In attendance were financial firms and animal-health companies. Some of the presenting firms were seeking funds and others were striving for a partnership with an animal-health firm. Due diligence from an investor or animal-health partner can take between a year and 18 months. In the five-year history of the forum, presenters have raised $130 million, secured licensing deals, distribution agreements and some have been acquired, said Kimberly Young, Kansas City Area Development Council vice president bioscience development.
Applications were accepted between mid-January and mid-April. A Corridor Team and Expedite (animal-health consulting company that facilitates the Selection Committee meeting) performed an initial review of applications – this year there were 30 – which provided an opportunity for presenters to clarify information or submit additional details in areas where we believe the company has not best positioned itself, explained Young.
Next, an 11-member Selection Committee of experts in animal-health and agricultural investment opportunities received all applications, reviewing and rating each on the following criteria:
What Is the opportunity?; Innovation; How big is the opportunity?; How will they make money?; unique technology; Can they defend the business?; funding required; partnership or licensing agreement use of proceeds, exits; management team.
Each Selection Committee member sent in his/her scores to the Corridor, with all scores compiled into an aggregate tally for each company. With that data in hand, the companies were ranked from highest to lowest score.
The Selection Committee met in an all-day session in Kansas City to discuss each application and determine which applicants were most ready to present at the forum. There is not a specific number of finals applicants.
“This year’s selection of presenting companies is a great representation of the future of the global animal-health industry,” said Rich Shuler, president and CEO, Shuler Consulting Services, who served on the Selection Committee. “Many of the emerging technologies we are seeing today are coming from new sources that view animal health as an exciting opportunity for innovation and investment.”
Presenting companies were seeking $500,000 to $20 million in funding and have revenue projections of $20 million within five to seven years.
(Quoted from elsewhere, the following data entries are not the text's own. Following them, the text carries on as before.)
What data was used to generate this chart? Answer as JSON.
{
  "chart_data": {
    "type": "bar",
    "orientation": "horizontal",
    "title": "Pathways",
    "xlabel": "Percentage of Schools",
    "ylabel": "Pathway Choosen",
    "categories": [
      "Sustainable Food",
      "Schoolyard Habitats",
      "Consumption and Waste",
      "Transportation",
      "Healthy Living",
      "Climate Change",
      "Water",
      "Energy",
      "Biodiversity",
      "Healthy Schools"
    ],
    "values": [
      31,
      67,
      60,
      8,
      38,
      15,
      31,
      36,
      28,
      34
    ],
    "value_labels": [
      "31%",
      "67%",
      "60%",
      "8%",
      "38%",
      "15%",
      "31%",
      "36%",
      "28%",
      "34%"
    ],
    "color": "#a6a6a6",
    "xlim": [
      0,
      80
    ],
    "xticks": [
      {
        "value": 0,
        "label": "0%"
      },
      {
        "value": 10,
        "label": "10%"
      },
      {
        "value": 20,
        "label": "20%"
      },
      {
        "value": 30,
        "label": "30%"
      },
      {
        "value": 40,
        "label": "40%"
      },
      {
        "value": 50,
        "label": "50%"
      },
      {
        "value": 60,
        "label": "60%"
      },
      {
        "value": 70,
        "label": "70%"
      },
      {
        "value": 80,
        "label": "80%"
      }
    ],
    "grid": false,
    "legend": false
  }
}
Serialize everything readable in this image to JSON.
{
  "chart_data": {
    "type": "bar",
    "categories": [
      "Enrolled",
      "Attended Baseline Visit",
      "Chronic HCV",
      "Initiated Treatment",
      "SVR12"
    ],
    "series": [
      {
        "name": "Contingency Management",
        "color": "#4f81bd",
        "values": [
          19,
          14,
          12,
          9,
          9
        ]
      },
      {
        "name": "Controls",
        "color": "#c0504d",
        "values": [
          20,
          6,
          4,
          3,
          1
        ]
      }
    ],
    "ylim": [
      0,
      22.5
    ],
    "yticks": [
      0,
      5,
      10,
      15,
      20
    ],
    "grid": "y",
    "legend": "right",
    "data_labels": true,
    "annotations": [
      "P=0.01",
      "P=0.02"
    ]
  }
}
Here’s a taste of the diversity of the presenters:
- CK9, LLC, Kansas City, Kan.: Proposes to develop and commercialize a proprietary product for the treatment of chronic pancreatitis in dogs. It is repurposing an existing human medication for care of canine patients, and plans to pursue registration of the first product approved for the condition.
- SciStem, Inc., Athens, Ga.: Seeks to develop and commercialize FDA-approved stem-cell products for bone healing and as disease-modifying osteoarthritis drugs. The initial product would be “fracture putty,” which would prove a stem-cell based gene therapy that would increase the speed and quality of bone healing while decreasing the cost to the owner.
- Traverse Biosciences Inc., Sunny Brook, N.Y.: Proposes to develop an FDA approved, once daily medication for the prevention of canine periodontal disease. Based on a naturally occurring compound, the company’s active ingredient has been shown in disease models to reduce inflammation and bone loss with no observed toxicity.
- TVAX Animal Health, LLC, Lenexa, Kan.: Proposes to develop a proprietary, cell-based immunotherapy for the treatment of various cancers in animals. Most current treatments involve the use of radiation and/or chemotherapy. The company will develop a novel platform for stimulation of the animal’s own immune system to combat a variety of cancers.
- Veterinary Energy Technologies, Inc., Apopka, Fla.: Plans to bring a proprietary cold plasma energy technology to treat wounds and infections. The company’s platform promises to reduce bacteria, fungi and viruses present in wounds as well as enhance the wound healing cascade. The company has produced a prototype device which is ready to begin tests on various animal species and conditions.